17. ILLEGAL MATTER – (a) The company shall not be required to print any matter which in their opinion is or may be of an illegal or libellous nature or an infringement of the proprietary or other rights of any third party. (b) The company reserves the right to refuse to print any matter which, in his opinion, may be prejudicial or detrimental to the good of the company’s business. (c) The company shall be indemnified by the client in respect of any claims, costs, and expenses arising out of any libellous matter or any infringement of copyright, patent, design or of any other proprietary or personal rights contained in any material produced for the client. The indemnity shall extend to any amounts paid on a lawyer’s advice in settlement in any claim.
18. FULL COLOUR PRINTING – Every effort will be made to obtain the best possible colour reproduction on client’s work but because of the nature of the processes involved, we shall not be required to guarantee an exact match in colour or texture between the client’s original colour photograph or transparency and the printed article. Clients who require colour reproduction of a specific standard and who wish to check the colour reproduction prior to printing must order a colour proof, in writing when placing the order. This will be charged as an extra. It is the client’s own responsibility to ensure that the colour photograph(s) or transparency(ies) submitted are suitable for the work in hand. The company cannot accept liability for unsatisfactory results caused by unsuitable or inferior photographic originals.
19. FORCE MAJEURE – The company shall be under no liability if he shall be unable to carry out any provision of the contract for any reason beyond their control including (without limiting the foregoing) Act of God, legislation, war, fire, flood, drought, failure of power supply, lock out, strike or other action taken by employees in contemplation or furtherance of a dispute or owing to any inability to procure materials required for the performance of the contract. During the continuance of such a contingency the client may, by written notice to the company, elect to terminate the contract and pay for work done and materials used, but subject thereto shall otherwise accept delivery when available.

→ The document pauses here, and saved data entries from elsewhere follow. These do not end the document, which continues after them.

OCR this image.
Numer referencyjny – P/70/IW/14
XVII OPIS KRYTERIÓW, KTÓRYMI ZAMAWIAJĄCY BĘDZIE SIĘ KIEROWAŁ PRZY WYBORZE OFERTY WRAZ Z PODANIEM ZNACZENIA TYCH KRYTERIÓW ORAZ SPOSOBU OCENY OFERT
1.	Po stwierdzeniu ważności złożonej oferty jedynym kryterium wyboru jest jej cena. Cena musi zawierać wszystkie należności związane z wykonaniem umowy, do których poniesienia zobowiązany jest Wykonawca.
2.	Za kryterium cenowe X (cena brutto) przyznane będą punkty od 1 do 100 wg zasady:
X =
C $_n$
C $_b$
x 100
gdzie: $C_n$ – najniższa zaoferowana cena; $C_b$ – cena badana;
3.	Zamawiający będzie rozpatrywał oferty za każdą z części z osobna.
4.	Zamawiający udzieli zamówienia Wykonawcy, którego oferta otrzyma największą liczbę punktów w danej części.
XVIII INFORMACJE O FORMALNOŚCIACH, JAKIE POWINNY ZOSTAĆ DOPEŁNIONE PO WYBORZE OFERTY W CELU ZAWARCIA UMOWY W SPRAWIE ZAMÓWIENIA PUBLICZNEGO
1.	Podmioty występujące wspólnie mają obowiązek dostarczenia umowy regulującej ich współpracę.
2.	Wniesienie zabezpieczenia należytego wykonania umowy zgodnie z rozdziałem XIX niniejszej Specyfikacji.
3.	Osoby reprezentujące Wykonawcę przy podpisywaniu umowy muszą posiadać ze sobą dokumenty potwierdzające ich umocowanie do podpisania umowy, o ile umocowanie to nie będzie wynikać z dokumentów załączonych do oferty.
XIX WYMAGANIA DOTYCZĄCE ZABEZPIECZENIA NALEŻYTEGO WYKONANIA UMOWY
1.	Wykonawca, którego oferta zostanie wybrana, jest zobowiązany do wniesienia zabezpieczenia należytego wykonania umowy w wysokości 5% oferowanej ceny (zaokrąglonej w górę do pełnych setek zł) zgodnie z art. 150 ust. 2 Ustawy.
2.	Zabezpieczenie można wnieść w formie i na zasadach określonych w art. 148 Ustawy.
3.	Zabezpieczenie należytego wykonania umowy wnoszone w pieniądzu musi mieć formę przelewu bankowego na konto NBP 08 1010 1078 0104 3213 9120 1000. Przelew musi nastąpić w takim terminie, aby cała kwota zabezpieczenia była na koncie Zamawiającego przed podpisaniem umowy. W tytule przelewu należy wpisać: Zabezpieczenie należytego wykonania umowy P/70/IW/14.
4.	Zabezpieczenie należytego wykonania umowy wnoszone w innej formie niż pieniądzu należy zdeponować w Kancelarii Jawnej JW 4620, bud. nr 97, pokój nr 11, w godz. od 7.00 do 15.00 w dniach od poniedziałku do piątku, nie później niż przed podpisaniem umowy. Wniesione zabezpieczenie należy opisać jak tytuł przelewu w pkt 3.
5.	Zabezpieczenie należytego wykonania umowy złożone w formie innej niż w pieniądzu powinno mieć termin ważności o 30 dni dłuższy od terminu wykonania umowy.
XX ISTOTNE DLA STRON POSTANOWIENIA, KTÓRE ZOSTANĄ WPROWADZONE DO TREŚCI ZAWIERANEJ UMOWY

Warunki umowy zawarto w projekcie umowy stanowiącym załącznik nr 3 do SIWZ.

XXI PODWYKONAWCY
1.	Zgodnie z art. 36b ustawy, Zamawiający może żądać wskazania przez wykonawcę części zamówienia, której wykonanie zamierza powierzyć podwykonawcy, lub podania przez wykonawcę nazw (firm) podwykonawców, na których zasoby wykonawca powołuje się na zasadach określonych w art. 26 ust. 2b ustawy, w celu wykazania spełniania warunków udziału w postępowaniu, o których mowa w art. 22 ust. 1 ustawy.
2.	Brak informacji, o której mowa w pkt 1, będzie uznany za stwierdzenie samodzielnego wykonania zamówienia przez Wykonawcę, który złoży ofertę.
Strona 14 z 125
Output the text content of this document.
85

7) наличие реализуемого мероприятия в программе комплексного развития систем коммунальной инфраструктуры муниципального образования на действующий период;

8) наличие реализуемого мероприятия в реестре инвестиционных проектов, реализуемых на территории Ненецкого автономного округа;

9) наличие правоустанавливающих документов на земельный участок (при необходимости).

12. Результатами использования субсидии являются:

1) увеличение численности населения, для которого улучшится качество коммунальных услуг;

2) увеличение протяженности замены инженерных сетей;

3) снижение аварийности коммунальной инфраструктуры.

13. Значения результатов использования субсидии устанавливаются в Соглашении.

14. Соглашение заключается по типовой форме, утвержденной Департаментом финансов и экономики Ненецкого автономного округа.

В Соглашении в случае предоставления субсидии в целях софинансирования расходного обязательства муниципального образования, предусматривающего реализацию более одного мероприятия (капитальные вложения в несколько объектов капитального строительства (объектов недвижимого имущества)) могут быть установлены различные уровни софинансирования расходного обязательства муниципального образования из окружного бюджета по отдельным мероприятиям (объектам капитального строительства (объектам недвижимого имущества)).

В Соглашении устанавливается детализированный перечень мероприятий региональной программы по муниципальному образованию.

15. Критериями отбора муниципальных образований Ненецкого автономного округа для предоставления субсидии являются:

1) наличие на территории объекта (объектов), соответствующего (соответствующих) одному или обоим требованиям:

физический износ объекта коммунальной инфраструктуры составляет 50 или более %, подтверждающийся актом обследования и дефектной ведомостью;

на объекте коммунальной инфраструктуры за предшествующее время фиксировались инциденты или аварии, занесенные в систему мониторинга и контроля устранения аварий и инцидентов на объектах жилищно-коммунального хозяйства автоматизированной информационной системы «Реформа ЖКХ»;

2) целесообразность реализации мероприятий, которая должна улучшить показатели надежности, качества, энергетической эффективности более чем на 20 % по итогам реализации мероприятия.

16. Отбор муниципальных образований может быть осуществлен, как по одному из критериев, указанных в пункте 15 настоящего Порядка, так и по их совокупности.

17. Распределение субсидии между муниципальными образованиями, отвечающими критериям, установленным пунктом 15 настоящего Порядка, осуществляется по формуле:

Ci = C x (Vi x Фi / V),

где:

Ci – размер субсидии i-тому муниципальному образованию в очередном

19. PENALTIES – Studio Aura reserves the right to monitor the scope of the project and charge for design and development hours should the initial allocated project time be exceeded. Changes to the brief, or fluctuations in scope, could result in a revised cost estimate. On the condition of an approved and completed project, Studio Aura reserves the right to remove the project from the public domain should payment not be forthcoming. Should a project for any reason whatsoever come to and end or be put on hold indefinitely, all payments made are non refundable to cover Studio Aura’s expenses. Should requested information, which usually takes 1 to 5 days, not be provided for a period of 2 months, the project will terminate and all payments will be kept to cover expenses incurred. Should the client’s inaction hold up the project, the client will be billed 5% of the total project fee for every 7 working days that the project is delayed. Should a client wish to cancel a project that is already signed off, a rejection fee of 100% will be instituted on agreement.
20. LAW – These conditions and all other express terms of contract shall be governed and construed in accordance with the laws of England.